TOP: Spielwelt, Suchtfaktor
FLOP: Questsdesign, PVP (und schon wieder dieses bescheuerte "im Kreis rennen"... da hoff ich auf GW2, das Movement sieht seht gut aus)


----------



## Kafka (1. April 2011)

Na die wichtigsten Sachen wurden bei Top ja schon gesagt, also gehe ich mal ans Wirtschafftliche^^

Man kann beim Leveln mit irgendwelchen Schrott der am Strasenrand liegt massig Platin verdienen (Artefakte).

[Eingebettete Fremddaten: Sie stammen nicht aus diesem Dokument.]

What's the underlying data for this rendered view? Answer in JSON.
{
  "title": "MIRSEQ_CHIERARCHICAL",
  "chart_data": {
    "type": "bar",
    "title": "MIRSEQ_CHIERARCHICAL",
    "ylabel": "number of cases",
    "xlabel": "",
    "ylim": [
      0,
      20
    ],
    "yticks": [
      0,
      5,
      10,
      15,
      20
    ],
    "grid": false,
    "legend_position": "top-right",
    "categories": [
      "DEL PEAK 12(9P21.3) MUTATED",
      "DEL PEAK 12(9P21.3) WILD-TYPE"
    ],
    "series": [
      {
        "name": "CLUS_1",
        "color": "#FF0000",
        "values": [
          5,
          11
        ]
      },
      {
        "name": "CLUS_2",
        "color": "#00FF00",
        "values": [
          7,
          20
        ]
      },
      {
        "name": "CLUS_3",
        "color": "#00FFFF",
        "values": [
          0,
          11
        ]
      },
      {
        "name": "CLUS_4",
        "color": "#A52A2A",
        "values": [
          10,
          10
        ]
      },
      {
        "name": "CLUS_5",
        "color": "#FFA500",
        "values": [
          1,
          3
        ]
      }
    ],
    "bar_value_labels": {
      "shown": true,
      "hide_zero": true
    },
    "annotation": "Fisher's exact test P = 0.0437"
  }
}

Beim AH scheinen einige Leute miit den Preisangaben nicht so recht klar zu kommen (Hab vorhin ne epische Lederhose für *40 GOLD* gekauft! Sowas is mir schon öfters unter gekommen, natürlich mit anderen Items, aber da ich ein Schnäppchenjäger bin is das ein + für mich^^)


Joa Negativ sind mir auch die Quests aufgefallen. Besonders die Quests am Ende der Freimark beim Berg und der Burg haben mich tierisch angekotzt. Quest 1 Lauf den Berg hoch und kill quasi alles was da rum rennt. Gefühlte 50 Mobs später kommt man wieder zum Questgeber, der einen dann quest 2 gibt wo man den Berg mit den Mobs wieder hoch rennen soll, um dann da in der Burg Mobs zu killen und sachen einsammeln. Natürlich haben die ganzen Mobs schon Respawn, wenn man wieder hoch will und dann verläuft man sich auchnoch in der Burg und ist irgendwann so verzweifelt, das man einfach ne Mauer runter springt, wo natürlich wieder Mobs warten.... Naja grob gesagt einige Quests sind einfach kacke^^


----------



## Micro_Cuts (1. April 2011)

+geile optik, sehr liebevoll gemacht, geiler (umgebungs)sound
+geiles seelensystem (skillsystem)
+sehr viele quests
+das design der mounts in rift, vorallem der hochstufigen is hammer!!! 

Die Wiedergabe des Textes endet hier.